The oboe especially attracted him; in 1777 he was second oboe at Drury Lane theatre and in 1779 appeared as an oboist at Vauxhall Gardens. In 1783 he became principal oboe at Covent Garden Theatre, succeeding Sharpe. He had not yet attained his brother's eminence, and was called "Little Parke" when he played at the benefit concert of the elder musician. Parke held his post at Covent Garden for forty years, William Shield occasionally writing an effective obbligato for him.

The soprano Margaret Martyr had become his mistress by 1787; they had two sons.

He appeared at the Ladies' Concerts and the Professional Concerts; his playing at the Noblemen's Subscription Concerts won the admiration of the Duke of Cumberland, who became his patron, and commanded his presence at his musical parties in town and country. The Prince of Wales made Parke one of his band at Carlton House, where he met Joseph Haydn.

Parke was one of the original members of a glee club founded in 1793, and he belonged to the Anacreontic Society. He made provincial tours, visiting Birmingham in 1794, Dublin in 1796, Cheltenham in 1800, Portsmouth, Worcester, and other towns. He was principal oboist and concerto player at Vauxhall Gardens from 1800 until 1821.

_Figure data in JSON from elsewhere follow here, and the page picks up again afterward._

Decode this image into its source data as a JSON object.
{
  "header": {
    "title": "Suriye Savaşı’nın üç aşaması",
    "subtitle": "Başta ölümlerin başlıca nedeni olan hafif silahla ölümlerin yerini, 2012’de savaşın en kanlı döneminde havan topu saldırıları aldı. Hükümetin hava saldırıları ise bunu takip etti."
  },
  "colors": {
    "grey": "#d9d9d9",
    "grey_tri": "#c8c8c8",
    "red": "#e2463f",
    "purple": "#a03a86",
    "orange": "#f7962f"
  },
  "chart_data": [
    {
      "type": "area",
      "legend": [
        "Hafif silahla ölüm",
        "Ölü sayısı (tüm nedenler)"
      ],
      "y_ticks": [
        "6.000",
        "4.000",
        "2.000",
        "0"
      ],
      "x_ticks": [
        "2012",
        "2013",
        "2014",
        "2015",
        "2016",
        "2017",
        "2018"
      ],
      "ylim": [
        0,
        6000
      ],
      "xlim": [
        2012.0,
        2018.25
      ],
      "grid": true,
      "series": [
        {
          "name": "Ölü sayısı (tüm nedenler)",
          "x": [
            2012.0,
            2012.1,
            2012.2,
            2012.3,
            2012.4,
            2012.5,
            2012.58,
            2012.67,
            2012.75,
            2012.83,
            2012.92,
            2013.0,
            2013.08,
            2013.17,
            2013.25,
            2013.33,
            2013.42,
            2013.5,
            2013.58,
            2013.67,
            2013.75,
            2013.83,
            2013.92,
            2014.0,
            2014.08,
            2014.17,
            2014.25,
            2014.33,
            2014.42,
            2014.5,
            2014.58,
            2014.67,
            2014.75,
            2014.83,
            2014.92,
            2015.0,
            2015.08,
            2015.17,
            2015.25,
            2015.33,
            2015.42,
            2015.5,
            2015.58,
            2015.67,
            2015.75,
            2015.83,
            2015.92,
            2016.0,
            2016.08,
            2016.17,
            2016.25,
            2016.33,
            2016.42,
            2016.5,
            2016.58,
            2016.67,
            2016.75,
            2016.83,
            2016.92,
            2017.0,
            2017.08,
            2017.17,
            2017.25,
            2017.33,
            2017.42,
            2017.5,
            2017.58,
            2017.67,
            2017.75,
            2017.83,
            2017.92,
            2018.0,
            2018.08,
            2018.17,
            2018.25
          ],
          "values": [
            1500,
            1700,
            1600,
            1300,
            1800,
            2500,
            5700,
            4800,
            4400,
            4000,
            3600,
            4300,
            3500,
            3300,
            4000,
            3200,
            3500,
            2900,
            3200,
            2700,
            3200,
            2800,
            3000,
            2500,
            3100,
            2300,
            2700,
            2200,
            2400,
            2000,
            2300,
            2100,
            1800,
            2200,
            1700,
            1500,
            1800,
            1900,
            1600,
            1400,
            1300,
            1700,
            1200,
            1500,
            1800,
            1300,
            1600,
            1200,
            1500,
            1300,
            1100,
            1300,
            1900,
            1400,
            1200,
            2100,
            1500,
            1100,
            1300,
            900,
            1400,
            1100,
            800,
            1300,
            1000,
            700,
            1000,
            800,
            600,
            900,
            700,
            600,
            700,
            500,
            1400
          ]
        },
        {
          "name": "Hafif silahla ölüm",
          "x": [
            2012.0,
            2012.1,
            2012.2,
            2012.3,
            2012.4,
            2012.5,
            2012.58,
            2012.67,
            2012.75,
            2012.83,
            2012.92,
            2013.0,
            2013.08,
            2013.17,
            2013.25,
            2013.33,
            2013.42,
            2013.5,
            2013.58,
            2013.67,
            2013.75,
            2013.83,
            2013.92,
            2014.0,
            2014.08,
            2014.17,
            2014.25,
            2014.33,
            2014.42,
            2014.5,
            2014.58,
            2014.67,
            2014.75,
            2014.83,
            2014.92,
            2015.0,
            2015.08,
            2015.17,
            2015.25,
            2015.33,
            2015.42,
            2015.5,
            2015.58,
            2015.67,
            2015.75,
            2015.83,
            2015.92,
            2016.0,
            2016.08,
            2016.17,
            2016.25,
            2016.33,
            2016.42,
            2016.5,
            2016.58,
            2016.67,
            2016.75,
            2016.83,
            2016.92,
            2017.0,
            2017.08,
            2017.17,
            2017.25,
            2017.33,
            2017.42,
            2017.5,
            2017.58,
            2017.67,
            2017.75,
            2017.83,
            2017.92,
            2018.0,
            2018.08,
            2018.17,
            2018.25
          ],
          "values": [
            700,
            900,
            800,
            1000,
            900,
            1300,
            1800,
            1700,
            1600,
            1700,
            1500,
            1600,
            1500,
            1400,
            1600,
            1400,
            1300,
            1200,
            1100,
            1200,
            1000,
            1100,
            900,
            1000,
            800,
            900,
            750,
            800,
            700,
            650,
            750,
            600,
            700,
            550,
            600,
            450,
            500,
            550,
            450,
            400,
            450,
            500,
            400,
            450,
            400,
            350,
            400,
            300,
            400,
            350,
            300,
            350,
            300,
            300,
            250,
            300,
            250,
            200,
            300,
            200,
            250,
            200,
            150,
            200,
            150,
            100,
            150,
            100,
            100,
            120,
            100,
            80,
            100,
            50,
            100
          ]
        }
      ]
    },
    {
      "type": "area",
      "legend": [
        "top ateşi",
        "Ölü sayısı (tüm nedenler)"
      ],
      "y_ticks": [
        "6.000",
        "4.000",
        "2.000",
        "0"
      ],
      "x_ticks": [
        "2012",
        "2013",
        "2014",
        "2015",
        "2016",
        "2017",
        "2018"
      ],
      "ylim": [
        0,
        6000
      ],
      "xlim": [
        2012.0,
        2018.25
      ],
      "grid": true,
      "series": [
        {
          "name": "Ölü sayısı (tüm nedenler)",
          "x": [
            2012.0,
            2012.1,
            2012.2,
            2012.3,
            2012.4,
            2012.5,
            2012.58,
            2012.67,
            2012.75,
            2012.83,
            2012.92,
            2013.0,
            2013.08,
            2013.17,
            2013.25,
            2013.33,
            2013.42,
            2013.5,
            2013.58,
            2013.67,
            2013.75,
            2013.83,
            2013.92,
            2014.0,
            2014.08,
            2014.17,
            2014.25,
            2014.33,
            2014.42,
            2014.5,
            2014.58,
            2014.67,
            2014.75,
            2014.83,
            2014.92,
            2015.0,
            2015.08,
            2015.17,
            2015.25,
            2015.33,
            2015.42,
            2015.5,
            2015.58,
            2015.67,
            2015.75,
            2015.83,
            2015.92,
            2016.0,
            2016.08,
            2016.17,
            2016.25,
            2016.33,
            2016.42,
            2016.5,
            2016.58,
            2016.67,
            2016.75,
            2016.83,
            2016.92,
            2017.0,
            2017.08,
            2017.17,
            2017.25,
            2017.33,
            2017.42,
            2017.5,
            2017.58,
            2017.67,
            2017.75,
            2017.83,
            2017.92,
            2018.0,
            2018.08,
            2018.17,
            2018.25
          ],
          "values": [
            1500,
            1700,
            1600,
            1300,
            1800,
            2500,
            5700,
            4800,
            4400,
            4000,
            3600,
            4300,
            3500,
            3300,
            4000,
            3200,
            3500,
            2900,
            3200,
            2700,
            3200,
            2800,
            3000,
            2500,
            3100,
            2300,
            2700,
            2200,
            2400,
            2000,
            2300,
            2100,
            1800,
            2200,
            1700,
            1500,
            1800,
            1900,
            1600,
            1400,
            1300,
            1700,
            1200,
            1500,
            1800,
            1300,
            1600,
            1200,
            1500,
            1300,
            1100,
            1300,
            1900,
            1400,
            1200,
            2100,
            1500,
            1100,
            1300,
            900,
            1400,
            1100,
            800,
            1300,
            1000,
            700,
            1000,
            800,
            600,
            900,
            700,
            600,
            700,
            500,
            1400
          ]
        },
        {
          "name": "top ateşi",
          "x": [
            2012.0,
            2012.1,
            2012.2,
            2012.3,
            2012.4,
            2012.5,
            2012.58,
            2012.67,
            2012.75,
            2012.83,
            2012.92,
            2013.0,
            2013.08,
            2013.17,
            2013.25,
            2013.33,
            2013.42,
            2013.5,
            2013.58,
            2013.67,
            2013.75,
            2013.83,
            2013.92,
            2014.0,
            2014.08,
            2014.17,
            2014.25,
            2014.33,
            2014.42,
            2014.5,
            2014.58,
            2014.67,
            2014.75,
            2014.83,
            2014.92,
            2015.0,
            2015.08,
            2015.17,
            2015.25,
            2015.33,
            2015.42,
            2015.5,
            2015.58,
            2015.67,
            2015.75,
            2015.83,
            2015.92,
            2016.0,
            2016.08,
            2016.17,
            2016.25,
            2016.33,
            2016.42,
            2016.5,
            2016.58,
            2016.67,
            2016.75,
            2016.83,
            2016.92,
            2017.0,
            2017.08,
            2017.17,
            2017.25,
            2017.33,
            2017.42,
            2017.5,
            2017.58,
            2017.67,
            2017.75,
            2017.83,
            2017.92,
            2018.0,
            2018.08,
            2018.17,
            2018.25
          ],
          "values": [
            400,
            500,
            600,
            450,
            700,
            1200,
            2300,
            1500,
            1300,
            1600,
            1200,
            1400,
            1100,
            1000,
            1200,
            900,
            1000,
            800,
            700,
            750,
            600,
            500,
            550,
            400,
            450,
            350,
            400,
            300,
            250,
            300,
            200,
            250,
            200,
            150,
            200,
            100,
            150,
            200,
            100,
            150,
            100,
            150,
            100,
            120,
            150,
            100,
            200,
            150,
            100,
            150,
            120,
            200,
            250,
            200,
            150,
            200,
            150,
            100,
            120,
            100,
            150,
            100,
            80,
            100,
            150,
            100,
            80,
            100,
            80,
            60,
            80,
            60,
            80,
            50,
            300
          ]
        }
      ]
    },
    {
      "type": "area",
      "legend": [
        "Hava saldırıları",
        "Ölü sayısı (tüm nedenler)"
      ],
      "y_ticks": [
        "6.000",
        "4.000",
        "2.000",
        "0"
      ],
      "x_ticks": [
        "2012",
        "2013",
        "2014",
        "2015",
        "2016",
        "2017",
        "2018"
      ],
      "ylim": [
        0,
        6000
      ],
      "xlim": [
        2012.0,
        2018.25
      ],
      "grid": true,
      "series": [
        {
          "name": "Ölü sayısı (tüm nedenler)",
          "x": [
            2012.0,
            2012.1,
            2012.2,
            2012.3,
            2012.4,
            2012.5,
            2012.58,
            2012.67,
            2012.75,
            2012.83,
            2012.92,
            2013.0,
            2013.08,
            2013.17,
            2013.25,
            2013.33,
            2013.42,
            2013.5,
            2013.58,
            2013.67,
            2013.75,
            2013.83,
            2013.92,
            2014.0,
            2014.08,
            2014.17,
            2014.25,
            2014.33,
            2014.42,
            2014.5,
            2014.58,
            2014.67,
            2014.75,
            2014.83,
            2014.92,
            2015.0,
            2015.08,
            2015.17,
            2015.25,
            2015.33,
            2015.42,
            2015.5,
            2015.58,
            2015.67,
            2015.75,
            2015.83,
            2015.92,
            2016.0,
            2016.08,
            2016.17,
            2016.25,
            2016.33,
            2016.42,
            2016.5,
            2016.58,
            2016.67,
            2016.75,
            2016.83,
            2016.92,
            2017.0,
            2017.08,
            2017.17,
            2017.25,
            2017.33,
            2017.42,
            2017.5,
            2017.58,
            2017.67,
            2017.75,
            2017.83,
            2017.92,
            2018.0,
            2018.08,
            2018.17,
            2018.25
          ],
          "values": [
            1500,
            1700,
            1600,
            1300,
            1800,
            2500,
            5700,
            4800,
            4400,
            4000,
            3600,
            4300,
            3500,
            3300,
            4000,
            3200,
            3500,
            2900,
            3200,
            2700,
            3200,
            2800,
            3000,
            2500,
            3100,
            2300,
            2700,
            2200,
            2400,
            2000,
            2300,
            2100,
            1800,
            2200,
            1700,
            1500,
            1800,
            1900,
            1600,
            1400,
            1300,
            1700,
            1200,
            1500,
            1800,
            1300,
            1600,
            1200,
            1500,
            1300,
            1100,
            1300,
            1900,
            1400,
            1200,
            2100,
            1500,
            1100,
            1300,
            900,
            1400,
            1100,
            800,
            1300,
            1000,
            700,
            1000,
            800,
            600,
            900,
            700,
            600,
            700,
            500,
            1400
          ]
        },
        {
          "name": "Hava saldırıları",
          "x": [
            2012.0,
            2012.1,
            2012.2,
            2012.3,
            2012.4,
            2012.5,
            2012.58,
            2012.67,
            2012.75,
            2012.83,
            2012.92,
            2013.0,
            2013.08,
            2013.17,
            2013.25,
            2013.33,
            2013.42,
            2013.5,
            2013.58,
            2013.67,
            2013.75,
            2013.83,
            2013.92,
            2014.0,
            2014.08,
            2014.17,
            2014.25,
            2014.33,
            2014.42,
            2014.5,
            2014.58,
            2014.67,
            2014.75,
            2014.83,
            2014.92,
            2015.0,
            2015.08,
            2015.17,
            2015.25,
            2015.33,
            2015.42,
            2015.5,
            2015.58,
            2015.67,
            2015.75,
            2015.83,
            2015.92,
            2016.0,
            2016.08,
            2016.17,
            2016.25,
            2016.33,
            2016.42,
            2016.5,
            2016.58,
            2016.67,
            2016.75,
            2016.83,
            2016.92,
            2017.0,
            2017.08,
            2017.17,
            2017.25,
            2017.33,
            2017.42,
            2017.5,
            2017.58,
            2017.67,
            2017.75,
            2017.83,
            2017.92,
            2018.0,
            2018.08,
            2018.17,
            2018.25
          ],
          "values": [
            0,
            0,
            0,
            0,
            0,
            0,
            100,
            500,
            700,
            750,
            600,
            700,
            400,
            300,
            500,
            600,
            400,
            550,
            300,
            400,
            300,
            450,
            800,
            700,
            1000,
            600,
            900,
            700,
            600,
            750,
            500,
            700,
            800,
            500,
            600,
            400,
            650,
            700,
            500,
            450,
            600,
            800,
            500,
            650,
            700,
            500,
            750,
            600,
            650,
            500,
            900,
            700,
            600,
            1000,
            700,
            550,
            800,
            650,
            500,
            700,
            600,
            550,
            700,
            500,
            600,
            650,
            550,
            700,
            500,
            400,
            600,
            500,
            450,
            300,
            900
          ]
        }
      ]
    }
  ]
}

The Dictionary of National Biography noted that "Parke's tone on the oboe was sweet, his execution brilliant". He extended the compass of the oboe upwards to G, a third higher than former performers had reached.

Parke retired in 1825, and died in London on 24 August 1847. In 1830 he published Musical Memoirs, a valuable record of the period between 1784 and 1830: there are temperate judgements of other musicians, and many anecdotes.

==Compositions==
Parke's compositions include the overture and a song for Netley Abbey (1794); an adaptation of Dalayrac's Nina; a concerto for the oboe, (about 1789); solo and duets for the flute; and many songs and glees composed for Vauxhall Gardens and the theatres.